Abstract
This article deals with numerical modeling of dolomite behavior and fracture under dynamic compressive loading. The dolomite was modelled using the Karagozian and Case Concrete (KCC) constitutive model, for which a calibration procedure was also briefly described. The constants for the KCC model were determined based on the literature data and experimental tests performed within a wide range of pressures and strain rates. The Dynamic Increase Factor (DIF) which is a scaling factor for KCC strength surfaces, was also determined and implemented. Numerical simulation of a dynamic uniaxial test using Split Hopkinson Pressure Bar (SHPB) was performed with a good quantitative and qualitative correlation. Moreover, an 30 % increase in the maximum strength, compared to quasi-static test results, was observed.
Rocks are the main component of the Earth's crust. Depending on the forming method and the occurrence region (the influence of atmosphere conditions), their appearance and properties may significantly varies. Over the past decades, the rapid development of numerical and computational methods has caused an increased interest in field of rock modelling. The main reason for this fact is a constant pursuit of safety improvement in civil engineering (transportation infrastructure) and cost reduction in mining industries (related to the large amount of explosives used for the crushing of rock masses). The most commonly used numerical algorithm is Finite Element Method that allows e.g. for calculation of stress distribution near boundaries of tunnels or caves, verification of the stability of mountain slopes, etc.
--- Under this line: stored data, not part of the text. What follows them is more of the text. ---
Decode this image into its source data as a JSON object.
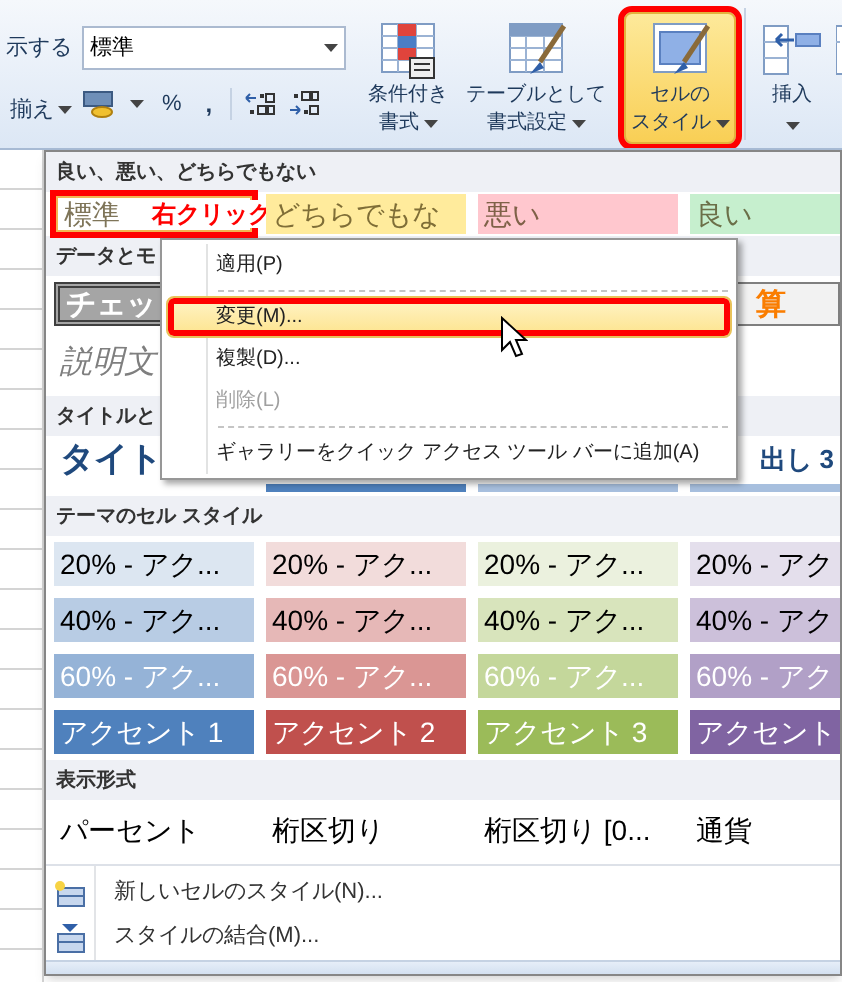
{
  "ribbon": {
    "cut_labels": [
      {
        "label": "示する",
        "dropdown": false
      },
      {
        "label": "揃え",
        "dropdown": true
      }
    ],
    "number_format": {
      "value": "標準"
    },
    "number_symbols": [
      "%",
      ","
    ],
    "buttons": [
      {
        "kind": "conditional",
        "lines": [
          "条件付き",
          "書式"
        ],
        "selected": false,
        "highlighted": false
      },
      {
        "kind": "table",
        "lines": [
          "テーブルとして",
          "書式設定"
        ],
        "selected": false,
        "highlighted": false
      },
      {
        "kind": "cellstyle",
        "lines": [
          "セルの",
          "スタイル"
        ],
        "selected": true,
        "highlighted": true
      },
      {
        "kind": "insert",
        "lines": [
          "挿入"
        ],
        "selected": false,
        "highlighted": false
      },
      {
        "kind": "delete",
        "selected": false,
        "highlighted": false
      }
    ]
  },
  "gallery": {
    "sections": [
      {
        "title": "良い、悪い、どちらでもない",
        "rows": [
          {
            "kind": "tinted",
            "cells": [
              {
                "label": "標準",
                "color": "#ffffff",
                "selected": true,
                "highlighted": true,
                "callout": "右クリック"
              },
              {
                "label": "どちらでもな",
                "color": "#ffeb9c",
                "selected": false,
                "highlighted": false
              },
              {
                "label": "悪い",
                "color": "#ffc7ce",
                "selected": false,
                "highlighted": false
              },
              {
                "label": "良い",
                "color": "#c6efce",
                "selected": false,
                "highlighted": false
              }
            ]
          }
        ]
      },
      {
        "title": "データとモ",
        "rows": [
          {
            "kind": "check",
            "cells": [
              {
                "label": "チェッ"
              },
              {
                "label": "算"
              }
            ]
          },
          {
            "kind": "italic",
            "cells": [
              {
                "label": "説明文"
              }
            ]
          }
        ]
      },
      {
        "title": "タイトルと",
        "rows": [
          {
            "kind": "title",
            "cells": [
              {
                "label": "タイト"
              },
              {
                "label": "出し 3"
              }
            ],
            "rules": [
              {
                "color": "#4f81bd"
              },
              {
                "color": "#a7bfde"
              },
              {
                "color": "#a7bfde"
              }
            ]
          }
        ]
      },
      {
        "title": "テーマのセル スタイル",
        "rows": [
          {
            "kind": "dark-text",
            "cells": [
              {
                "label": "20% - アク...",
                "color": "#dce6f1"
              },
              {
                "label": "20% - アク...",
                "color": "#f2dcdb"
              },
              {
                "label": "20% - アク...",
                "color": "#ebf1de"
              },
              {
                "label": "20% - アク",
                "color": "#e4dfec"
              }
            ]
          },
          {
            "kind": "dark-text",
            "cells": [
              {
                "label": "40% - アク...",
                "color": "#b8cce4"
              },
              {
                "label": "40% - アク...",
                "color": "#e6b8b7"
              },
              {
                "label": "40% - アク...",
                "color": "#d8e4bc"
              },
              {
                "label": "40% - アク",
                "color": "#ccc0da"
              }
            ]
          },
          {
            "kind": "light-text",
            "cells": [
              {
                "label": "60% - アク...",
                "color": "#95b3d7"
              },
              {
                "label": "60% - アク...",
                "color": "#da9694"
              },
              {
                "label": "60% - アク...",
                "color": "#c4d79b"
              },
              {
                "label": "60% - アク",
                "color": "#b1a0c7"
              }
            ]
          },
          {
            "kind": "light-text",
            "cells": [
              {
                "label": "アクセント 1",
                "color": "#4f81bd"
              },
              {
                "label": "アクセント 2",
                "color": "#c0504d"
              },
              {
                "label": "アクセント 3",
                "color": "#9bbb59"
              },
              {
                "label": "アクセント",
                "color": "#8064a2"
              }
            ]
          }
        ]
      },
      {
        "title": "表示形式",
        "rows": [
          {
            "kind": "plain",
            "cells": [
              {
                "label": "パーセント"
              },
              {
                "label": "桁区切り"
              },
              {
                "label": "桁区切り [0..."
              },
              {
                "label": "通貨"
              }
            ]
          }
        ]
      }
    ],
    "commands": [
      {
        "kind": "new",
        "label": "新しいセルのスタイル(N)..."
      },
      {
        "kind": "merge",
        "label": "スタイルの結合(M)..."
      }
    ]
  },
  "context_menu": {
    "items": [
      {
        "kind": "item",
        "label": "適用(P)",
        "selected": false,
        "disabled": false,
        "highlighted": false
      },
      {
        "kind": "separator"
      },
      {
        "kind": "item",
        "label": "変更(M)...",
        "selected": true,
        "disabled": false,
        "highlighted": true
      },
      {
        "kind": "item",
        "label": "複製(D)...",
        "selected": false,
        "disabled": false,
        "highlighted": false
      },
      {
        "kind": "item",
        "label": "削除(L)",
        "selected": false,
        "disabled": true,
        "highlighted": false
      },
      {
        "kind": "separator"
      },
      {
        "kind": "item",
        "label": "ギャラリーをクイック アクセス ツール バーに追加(A)",
        "selected": false,
        "disabled": false,
        "highlighted": false
      }
    ]
  }
}
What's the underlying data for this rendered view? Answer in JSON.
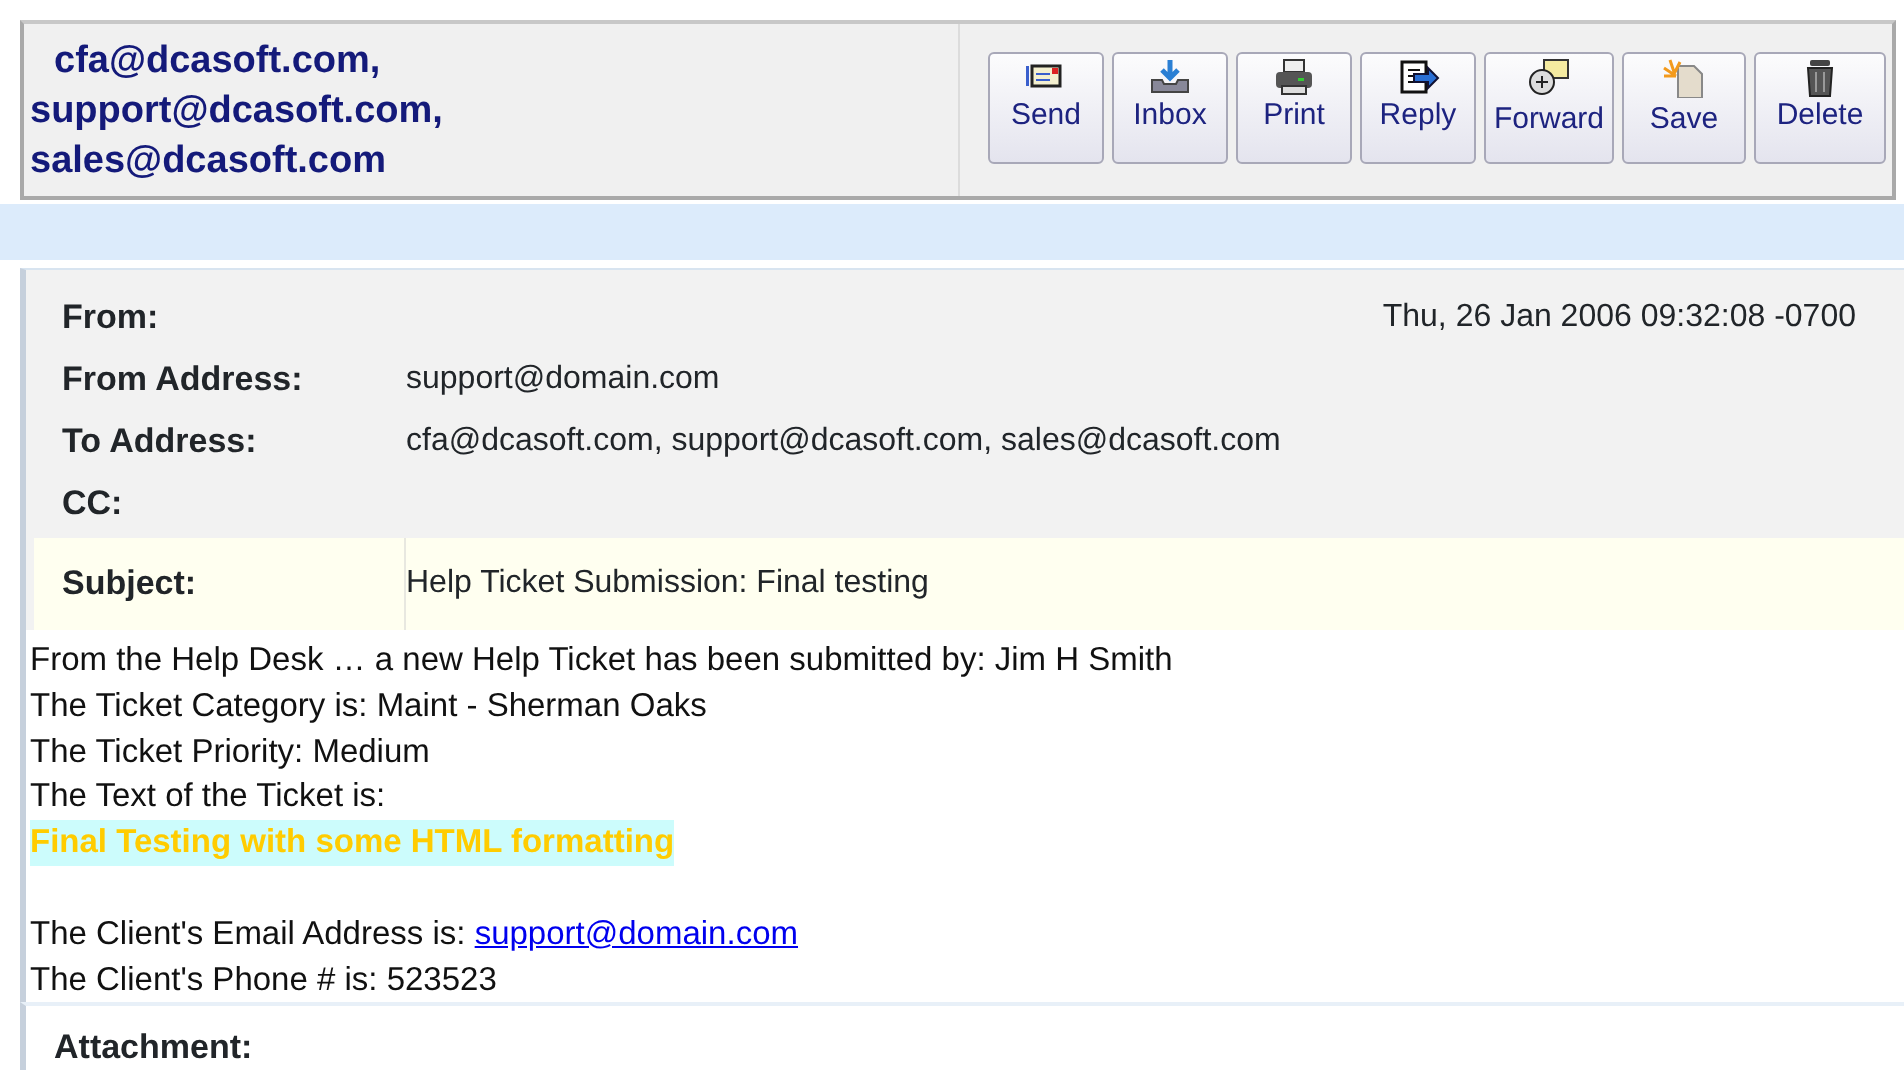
{
  "header": {
    "recipients": [
      "cfa@dcasoft.com,",
      "support@dcasoft.com,",
      "sales@dcasoft.com"
    ]
  },
  "toolbar": [
    {
      "label": "Send"
    },
    {
      "label": "Inbox"
    },
    {
      "label": "Print"
    },
    {
      "label": "Reply"
    },
    {
      "label": "Forward"
    },
    {
      "label": "Save"
    },
    {
      "label": "Delete"
    }
  ],
  "fields": [
    {
      "label": "From:",
      "value": "Thu, 26 Jan 2006 09:32:08 -0700",
      "kind": "date"
    },
    {
      "label": "From Address:",
      "value": "support@domain.com",
      "kind": "plain"
    },
    {
      "label": "To Address:",
      "value": "cfa@dcasoft.com, support@dcasoft.com, sales@dcasoft.com",
      "kind": "plain"
    },
    {
      "label": "CC:",
      "kind": "plain"
    },
    {
      "label": "Subject:",
      "value": "Help Ticket Submission: Final testing",
      "kind": "subject"
    }
  ],
  "body": [
    {
      "kind": "text",
      "text": "From the Help Desk … a new Help Ticket has been submitted by: Jim H Smith"
    },
    {
      "kind": "text",
      "text": "The Ticket Category is: Maint - Sherman Oaks"
    },
    {
      "kind": "text",
      "text": "The Ticket Priority: Medium"
    },
    {
      "kind": "text",
      "text": "The Text of the Ticket is:"
    },
    {
      "kind": "highlight",
      "text": "Final Testing with some HTML formatting"
    },
    {
      "kind": "spacer"
    },
    {
      "kind": "text",
      "text": "The Client's Email Address is: ",
      "link": "support@domain.com"
    },
    {
      "kind": "text",
      "text": "The Client's Phone # is: 523523"
    }
  ],
  "attachment": {
    "label": "Attachment:"
  }
}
This method is often applied for optimization of borehole distribution that can maximize the amount of excavated rocks with the reduced use of explosive materials (Wang et al., 2018; Baranowski et al. 2019).
Numerical modeling of rocks is a demanding task due to their complex nature: they contains pores, voids, micro and macro cracks, anisotropy of strength properties for different loading directions, relatively high sensitivity for strain rates and occurrence of dilatation effects, etc. (Hudson et al., 2000). It is challenging task to consider all of those phenomena in modelling, therefore, some simplifications are necessary. The most popular approach to rock modeling includes a usage of constitutive models that can reproduce the above phenomena (Holmquist, 1993; Malvar et al. 1997; Berg et al., 2004), adaptation of discrete methods (Lisjak, 2014), implementation of meshless methods (Nguyen et al., 2016), etc. However, reliable modeling of rocks requires a complex characterization of their mechanical properties assessed during experimental testing according to ISRM standards (Hudson et al., 2007).